本文に移動

[ルポ]撤去危機の群馬「朝鮮人追悼碑」…「韓日友好20年の象徴、なぜなくすのか」

登録:2024-01-26 11:08 修正:2024-02-04 09:59
撤去を決定した群馬県に行ってみると
強制動員された朝鮮人犠牲者追悼碑を建て管理をしてきた日本の市民団体「『記憶 反省 そして友好』の追悼碑を守る会」の石田正人さん(71)が24日、「群馬の森」公園にある追悼碑について説明している=群馬/キム・ソヨン特派員//ハンギョレ新聞社

 今月24日に訪れた、群馬県高崎市にある「群馬の森」公園。東京ドームの5.6倍の広さで、群馬の市民の憩いの場であるこの公園は、「朝鮮人強制動員」問題を巡る群馬県と地域の市民団体間の衝突で微妙な緊張感に包まれていた。これを表わすかのように、裏門の前には「工事のため1月28日午後5時30分から2月12日午前8時まで公園を閉園する」という内容の案内板がぽつんと立てられていた。市民が頻繁に訪れる広々とした公園が2週間ちかく閉鎖されるという異例の状況を迎えることになったのだ。

 公園の裏門から入って3分ほど歩くと、2004年に群馬県と地域の市民団体が力を合わせてようやく作った「群馬県朝鮮人強制連行犠牲者追悼碑」が目に入った。群馬県は公園を閉鎖する期間に、建てられてから20年になるこの追悼碑を撤去する方針だ。日本全域に少なくとも150カ所以上の朝鮮人関連追悼碑があるが、地方自治体が直接撤去に出るのは今回が初めてだという。碑に刻まれた「記憶 反省 そして友好」という文字が悲しく見えた。

 この追悼碑を建てて管理をしてきた日本の市民団体「『記憶 反省 そして友好』の追悼碑を守る会」の石田正人さん(71)は「県が撤去に使う重機を持ち込むために木を伐った。ここまでしなければならないのか、本当に怒りが湧く」と語った。追悼碑は直径7.2メートルのコンクリートの円形台の上に、横4.5メートル、縦1.95メートルの大きさの碑石と高さ約4メートルの金色の塔で構成されている。空にまっすぐ伸びている塔と後ろの碑石は、縦に大きな穴が空いている。石田さんは「この穴は朝鮮半島に向かっている。群馬で犠牲になった朝鮮人の魂だけでも故郷に帰れたら、という気持ちが込められたもの」だと述べ、「撤去の過程で追悼碑は壊されるだろう」と憂いを見せた。

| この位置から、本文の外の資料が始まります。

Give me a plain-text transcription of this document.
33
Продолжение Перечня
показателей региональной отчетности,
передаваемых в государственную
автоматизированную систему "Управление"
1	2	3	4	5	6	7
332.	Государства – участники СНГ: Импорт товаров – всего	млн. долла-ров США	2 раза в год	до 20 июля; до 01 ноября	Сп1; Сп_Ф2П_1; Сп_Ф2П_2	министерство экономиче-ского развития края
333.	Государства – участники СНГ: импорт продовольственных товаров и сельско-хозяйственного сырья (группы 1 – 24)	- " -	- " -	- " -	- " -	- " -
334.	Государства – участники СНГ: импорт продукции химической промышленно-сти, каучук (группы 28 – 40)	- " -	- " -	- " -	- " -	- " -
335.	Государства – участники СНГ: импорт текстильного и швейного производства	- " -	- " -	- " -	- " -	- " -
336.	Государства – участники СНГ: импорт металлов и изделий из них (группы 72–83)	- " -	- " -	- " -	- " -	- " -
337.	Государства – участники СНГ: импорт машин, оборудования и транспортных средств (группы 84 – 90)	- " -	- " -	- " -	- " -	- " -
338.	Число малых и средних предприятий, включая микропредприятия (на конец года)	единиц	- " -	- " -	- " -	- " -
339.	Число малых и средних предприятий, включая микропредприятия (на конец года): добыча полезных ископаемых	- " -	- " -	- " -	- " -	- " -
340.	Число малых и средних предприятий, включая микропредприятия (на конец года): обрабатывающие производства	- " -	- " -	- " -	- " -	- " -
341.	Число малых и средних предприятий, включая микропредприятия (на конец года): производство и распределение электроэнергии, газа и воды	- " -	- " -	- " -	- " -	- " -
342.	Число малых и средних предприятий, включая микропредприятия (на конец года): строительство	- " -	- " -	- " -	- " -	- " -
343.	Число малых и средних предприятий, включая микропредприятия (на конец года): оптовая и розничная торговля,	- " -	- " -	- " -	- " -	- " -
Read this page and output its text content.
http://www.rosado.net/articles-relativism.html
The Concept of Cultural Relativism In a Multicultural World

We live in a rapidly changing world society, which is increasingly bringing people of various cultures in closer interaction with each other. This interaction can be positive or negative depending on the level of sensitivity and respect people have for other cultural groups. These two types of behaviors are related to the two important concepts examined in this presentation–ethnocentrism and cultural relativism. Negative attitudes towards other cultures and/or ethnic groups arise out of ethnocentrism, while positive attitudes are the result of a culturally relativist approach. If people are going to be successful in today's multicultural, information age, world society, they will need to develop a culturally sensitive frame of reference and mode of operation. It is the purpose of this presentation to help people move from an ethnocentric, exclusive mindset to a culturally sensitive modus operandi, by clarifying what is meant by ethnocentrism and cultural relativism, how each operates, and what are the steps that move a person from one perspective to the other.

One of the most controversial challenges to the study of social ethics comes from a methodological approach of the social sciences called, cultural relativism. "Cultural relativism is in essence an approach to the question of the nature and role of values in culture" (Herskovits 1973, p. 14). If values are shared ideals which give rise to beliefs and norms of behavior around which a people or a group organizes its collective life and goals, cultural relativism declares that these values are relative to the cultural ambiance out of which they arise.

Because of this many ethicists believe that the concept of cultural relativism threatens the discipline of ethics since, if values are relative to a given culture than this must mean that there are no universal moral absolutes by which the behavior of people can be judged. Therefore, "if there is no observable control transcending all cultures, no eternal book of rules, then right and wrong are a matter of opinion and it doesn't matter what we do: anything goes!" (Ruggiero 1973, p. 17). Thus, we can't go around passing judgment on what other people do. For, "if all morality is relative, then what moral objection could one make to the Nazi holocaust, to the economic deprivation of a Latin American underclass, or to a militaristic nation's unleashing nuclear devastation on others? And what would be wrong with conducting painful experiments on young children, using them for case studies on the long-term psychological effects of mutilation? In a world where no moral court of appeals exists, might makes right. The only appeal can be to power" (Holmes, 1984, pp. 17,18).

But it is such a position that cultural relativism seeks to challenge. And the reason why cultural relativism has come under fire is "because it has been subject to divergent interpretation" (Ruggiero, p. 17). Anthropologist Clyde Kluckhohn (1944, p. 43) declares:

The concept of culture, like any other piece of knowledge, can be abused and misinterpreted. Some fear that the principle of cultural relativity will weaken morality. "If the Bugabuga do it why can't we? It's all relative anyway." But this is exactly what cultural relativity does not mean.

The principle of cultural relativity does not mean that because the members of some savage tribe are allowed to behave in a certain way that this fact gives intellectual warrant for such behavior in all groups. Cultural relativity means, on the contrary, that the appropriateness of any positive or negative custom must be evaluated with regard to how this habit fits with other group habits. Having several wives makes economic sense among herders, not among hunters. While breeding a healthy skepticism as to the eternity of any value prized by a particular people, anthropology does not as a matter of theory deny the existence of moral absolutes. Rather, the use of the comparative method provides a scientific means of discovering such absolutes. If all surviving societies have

群馬の市民の憩いの場である「群馬の森」公園の裏門前には「工事のため1月28日午後5時30分から2月12日午前8時まで公園を閉園する」という内容の案内板が立てられている。県はこの期間に朝鮮人強制動員犠牲者追悼碑を撤去する方針だ=群馬/キム・ソヨン特派員//ハンギョレ新聞社

 碑文には、日本が犯した植民地支配と侵略戦争を謝罪した「村山談話」(1995年)と、韓日関係の新しい道しるべとなった金大中(キム・デジュン)元大統領と小渕恵三元首相の「韓日パートナーシップ共同宣言」(1998年)の精神が反映されている。碑石の前面には「記憶 反省 そして友好」という文字がハングル・日本語・英語で書かれており、裏面には「かつてわが国が朝鮮人に対し、多大の損害と苦痛を与えた歴史の事実を深く記憶にとどめ、心から反省し(中略)過去を忘れることなく、未来を見つめ、新しい相互の理解と友好を深めていきたいと考え、ここに労務動員による朝鮮人犠牲者を心から追悼するためにこの碑を建立する」と書かれている。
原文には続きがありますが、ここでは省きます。